Effective today, July 1, 2021, Virginia has some new laws concerning cannabis products that employers should note. Adults aged 21 and older may possess and use up to one ounce of cannabis in private residences. Adults may also grow up to four cannabis plants. These home-grown plants should be kept out of public view, away from people under 21, and labeled with ID tags. It will still be illegal to do any of the following:
- use cannabis in public
- possess more than one ounce of cannabis
- possess or use cannabis anywhere if you are under 21
- sell cannabis in any quantity.
Commercial sales in Virginia will not begin until 2024.
Employers should take particular note of a new law which provides protections for employees’ medicinal use of cannabis oil, a term that encompasses a variety of cannabis products.
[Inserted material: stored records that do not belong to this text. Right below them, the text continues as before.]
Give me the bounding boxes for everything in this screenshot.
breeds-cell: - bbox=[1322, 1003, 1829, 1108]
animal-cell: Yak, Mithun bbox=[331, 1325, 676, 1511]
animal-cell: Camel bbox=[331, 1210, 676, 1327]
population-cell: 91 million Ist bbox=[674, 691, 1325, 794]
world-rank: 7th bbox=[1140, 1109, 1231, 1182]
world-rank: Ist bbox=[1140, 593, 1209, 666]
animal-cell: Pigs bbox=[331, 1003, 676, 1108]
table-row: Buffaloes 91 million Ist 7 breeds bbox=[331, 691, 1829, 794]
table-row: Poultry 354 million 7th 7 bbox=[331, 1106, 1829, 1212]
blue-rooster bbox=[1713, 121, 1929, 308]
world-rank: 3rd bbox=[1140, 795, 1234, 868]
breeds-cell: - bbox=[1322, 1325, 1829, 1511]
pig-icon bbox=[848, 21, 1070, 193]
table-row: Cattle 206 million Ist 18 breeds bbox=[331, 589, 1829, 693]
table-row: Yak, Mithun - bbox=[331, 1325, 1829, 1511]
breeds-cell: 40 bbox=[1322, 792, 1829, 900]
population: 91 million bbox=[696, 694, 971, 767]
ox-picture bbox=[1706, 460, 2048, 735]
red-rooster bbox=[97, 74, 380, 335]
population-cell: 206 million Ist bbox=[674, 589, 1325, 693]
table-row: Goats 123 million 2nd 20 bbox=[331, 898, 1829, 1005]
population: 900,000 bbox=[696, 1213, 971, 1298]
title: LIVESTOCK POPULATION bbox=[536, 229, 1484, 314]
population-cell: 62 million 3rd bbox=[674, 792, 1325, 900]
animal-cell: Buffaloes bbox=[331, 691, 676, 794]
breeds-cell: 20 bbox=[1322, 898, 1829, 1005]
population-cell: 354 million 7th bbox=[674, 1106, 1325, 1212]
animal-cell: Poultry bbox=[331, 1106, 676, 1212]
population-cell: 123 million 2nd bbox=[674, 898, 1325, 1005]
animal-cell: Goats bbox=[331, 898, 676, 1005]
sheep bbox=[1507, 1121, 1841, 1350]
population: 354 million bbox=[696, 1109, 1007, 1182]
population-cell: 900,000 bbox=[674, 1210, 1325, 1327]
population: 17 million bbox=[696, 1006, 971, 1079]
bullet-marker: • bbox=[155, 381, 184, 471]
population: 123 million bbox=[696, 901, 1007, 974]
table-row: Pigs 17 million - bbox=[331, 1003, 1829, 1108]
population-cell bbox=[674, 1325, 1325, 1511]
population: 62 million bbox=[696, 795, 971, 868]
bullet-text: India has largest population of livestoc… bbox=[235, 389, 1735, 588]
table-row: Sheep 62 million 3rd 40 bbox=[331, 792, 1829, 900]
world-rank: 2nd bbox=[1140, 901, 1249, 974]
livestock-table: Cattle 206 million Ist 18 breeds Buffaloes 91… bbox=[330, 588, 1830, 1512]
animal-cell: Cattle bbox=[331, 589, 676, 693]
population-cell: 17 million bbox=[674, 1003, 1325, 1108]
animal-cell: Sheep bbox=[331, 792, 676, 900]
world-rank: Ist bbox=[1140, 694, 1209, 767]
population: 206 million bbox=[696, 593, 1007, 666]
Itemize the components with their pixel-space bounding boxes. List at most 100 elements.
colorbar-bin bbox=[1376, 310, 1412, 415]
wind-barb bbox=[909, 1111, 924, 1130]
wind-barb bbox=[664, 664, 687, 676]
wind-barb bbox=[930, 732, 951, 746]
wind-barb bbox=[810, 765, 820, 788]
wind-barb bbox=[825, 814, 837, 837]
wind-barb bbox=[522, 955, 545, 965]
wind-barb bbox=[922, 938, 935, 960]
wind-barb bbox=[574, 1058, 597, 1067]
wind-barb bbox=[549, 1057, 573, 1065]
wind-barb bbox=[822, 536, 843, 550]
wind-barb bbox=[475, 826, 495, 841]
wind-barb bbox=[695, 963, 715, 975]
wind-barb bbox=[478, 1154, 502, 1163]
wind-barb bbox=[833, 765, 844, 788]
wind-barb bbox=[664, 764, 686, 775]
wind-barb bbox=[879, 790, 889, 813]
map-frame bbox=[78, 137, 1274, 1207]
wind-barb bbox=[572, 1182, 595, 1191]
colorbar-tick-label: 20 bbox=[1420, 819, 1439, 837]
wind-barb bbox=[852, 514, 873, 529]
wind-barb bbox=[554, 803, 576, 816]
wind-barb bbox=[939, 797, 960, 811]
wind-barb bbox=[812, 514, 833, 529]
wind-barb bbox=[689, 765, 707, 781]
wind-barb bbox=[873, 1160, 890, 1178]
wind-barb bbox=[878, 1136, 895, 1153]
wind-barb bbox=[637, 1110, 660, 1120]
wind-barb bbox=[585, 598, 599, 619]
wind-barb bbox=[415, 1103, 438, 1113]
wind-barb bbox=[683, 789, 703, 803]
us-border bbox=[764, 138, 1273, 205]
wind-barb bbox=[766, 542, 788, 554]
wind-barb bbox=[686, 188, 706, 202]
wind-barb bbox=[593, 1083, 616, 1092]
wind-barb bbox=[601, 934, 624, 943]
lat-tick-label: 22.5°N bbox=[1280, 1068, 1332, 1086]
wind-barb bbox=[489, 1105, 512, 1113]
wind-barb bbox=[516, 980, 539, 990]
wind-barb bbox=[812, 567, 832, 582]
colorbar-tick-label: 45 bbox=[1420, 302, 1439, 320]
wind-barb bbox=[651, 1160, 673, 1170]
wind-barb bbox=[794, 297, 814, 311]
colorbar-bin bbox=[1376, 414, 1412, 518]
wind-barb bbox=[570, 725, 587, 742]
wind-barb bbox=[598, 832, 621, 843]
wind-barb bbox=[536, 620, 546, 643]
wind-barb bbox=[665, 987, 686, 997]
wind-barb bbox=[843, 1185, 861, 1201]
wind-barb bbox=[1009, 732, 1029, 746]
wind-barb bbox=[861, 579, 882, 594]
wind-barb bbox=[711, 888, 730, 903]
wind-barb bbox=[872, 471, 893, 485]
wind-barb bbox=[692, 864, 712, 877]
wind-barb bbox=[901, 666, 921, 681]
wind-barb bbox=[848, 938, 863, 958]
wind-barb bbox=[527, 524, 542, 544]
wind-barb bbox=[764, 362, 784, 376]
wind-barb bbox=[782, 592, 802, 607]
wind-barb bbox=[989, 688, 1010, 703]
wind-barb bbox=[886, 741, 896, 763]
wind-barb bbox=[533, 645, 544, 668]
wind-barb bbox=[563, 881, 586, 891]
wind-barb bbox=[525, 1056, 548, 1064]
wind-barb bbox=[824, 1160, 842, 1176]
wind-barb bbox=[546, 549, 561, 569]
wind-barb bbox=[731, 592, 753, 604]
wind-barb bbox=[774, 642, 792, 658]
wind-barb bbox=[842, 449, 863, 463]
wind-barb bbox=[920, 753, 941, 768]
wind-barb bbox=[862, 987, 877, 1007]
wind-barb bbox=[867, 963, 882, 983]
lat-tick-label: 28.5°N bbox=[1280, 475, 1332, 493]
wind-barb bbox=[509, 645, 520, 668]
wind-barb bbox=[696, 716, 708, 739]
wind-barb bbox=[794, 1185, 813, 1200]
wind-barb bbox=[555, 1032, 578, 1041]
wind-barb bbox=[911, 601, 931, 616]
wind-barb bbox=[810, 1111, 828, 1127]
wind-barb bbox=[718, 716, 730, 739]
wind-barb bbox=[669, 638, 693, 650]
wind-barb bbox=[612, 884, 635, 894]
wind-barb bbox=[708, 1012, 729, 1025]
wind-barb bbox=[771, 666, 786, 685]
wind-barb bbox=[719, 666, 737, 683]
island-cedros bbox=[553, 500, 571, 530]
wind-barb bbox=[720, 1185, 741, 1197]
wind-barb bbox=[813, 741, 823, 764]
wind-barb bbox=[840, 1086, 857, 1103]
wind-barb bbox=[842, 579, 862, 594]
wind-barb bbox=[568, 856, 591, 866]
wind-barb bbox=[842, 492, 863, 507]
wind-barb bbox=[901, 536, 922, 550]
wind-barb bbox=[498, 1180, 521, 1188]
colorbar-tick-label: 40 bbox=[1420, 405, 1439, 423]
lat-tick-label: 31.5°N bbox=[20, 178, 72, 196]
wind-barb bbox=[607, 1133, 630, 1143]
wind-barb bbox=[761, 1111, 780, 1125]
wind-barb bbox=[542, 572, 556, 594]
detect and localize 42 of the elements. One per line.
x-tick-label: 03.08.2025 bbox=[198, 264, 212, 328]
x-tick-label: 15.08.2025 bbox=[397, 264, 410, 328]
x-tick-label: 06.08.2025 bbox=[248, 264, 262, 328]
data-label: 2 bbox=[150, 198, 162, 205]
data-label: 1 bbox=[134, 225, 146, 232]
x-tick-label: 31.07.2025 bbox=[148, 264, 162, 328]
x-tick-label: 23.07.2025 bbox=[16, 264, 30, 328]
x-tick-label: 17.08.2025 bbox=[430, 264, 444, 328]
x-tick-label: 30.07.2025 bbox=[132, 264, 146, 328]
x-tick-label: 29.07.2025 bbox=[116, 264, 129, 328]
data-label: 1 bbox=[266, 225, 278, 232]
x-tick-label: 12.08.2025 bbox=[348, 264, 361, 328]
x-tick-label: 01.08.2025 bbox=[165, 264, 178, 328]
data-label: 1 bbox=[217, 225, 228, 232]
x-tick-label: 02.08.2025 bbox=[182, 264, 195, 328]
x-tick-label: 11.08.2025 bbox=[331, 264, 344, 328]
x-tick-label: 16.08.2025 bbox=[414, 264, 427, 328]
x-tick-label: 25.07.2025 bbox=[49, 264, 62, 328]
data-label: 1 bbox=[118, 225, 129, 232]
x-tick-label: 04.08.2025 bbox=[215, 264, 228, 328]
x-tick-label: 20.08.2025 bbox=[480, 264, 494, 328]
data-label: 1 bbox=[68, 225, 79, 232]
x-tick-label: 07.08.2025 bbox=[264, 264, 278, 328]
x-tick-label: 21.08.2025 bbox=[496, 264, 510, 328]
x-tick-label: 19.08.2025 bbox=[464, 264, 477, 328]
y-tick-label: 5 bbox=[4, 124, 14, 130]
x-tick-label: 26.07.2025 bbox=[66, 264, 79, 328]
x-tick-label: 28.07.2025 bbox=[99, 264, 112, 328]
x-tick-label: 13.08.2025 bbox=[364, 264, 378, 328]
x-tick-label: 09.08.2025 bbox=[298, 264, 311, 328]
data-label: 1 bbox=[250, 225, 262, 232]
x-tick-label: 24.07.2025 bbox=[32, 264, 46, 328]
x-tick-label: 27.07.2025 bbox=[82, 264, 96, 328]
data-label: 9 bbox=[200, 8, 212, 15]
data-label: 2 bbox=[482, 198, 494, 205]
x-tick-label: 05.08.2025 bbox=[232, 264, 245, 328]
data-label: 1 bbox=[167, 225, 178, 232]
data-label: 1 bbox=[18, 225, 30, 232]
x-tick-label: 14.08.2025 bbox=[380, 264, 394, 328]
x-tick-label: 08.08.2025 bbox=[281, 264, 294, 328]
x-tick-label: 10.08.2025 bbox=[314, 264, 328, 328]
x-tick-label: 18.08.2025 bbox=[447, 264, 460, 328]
The new law prohibits an employer from discharging, disciplining, or discriminating against an employee for such employee's lawful use of cannabis oil pursuant to a valid written certification issued by a practitioner for the treatment or to eliminate the symptoms of the employee's diagnosed condition or disease. The law provides, however, that such prohibition does not (i) restrict an employer's ability to take any adverse employment action for any work impairment caused by the use of cannabis oil or to prohibit possession during work hours; (ii) require an employer to commit any act that would cause the employer to be in violation of federal law or that would result in the loss of a federal contract or federal funding; or (iii) require any defense industrial base sector employer or prospective employer to hire or retain any applicant or employee who tests positive for tetrahydrocannabinol (THC) in excess of certain amounts.
In view of the new legislation liberalizing marijuana use and possession, employers should review their drug policies to determine whether revision is appropriate. In addition to considerations of medical marijuana accommodation, employers should consider whether to exclude marijuana as a prohibited substance from their workplace drug policies. Because marijuana can be detected in a drug test for days or even weeks after use, a positive test for the substance does not necessarily indicate that the worker is impaired or even used it on the day in question.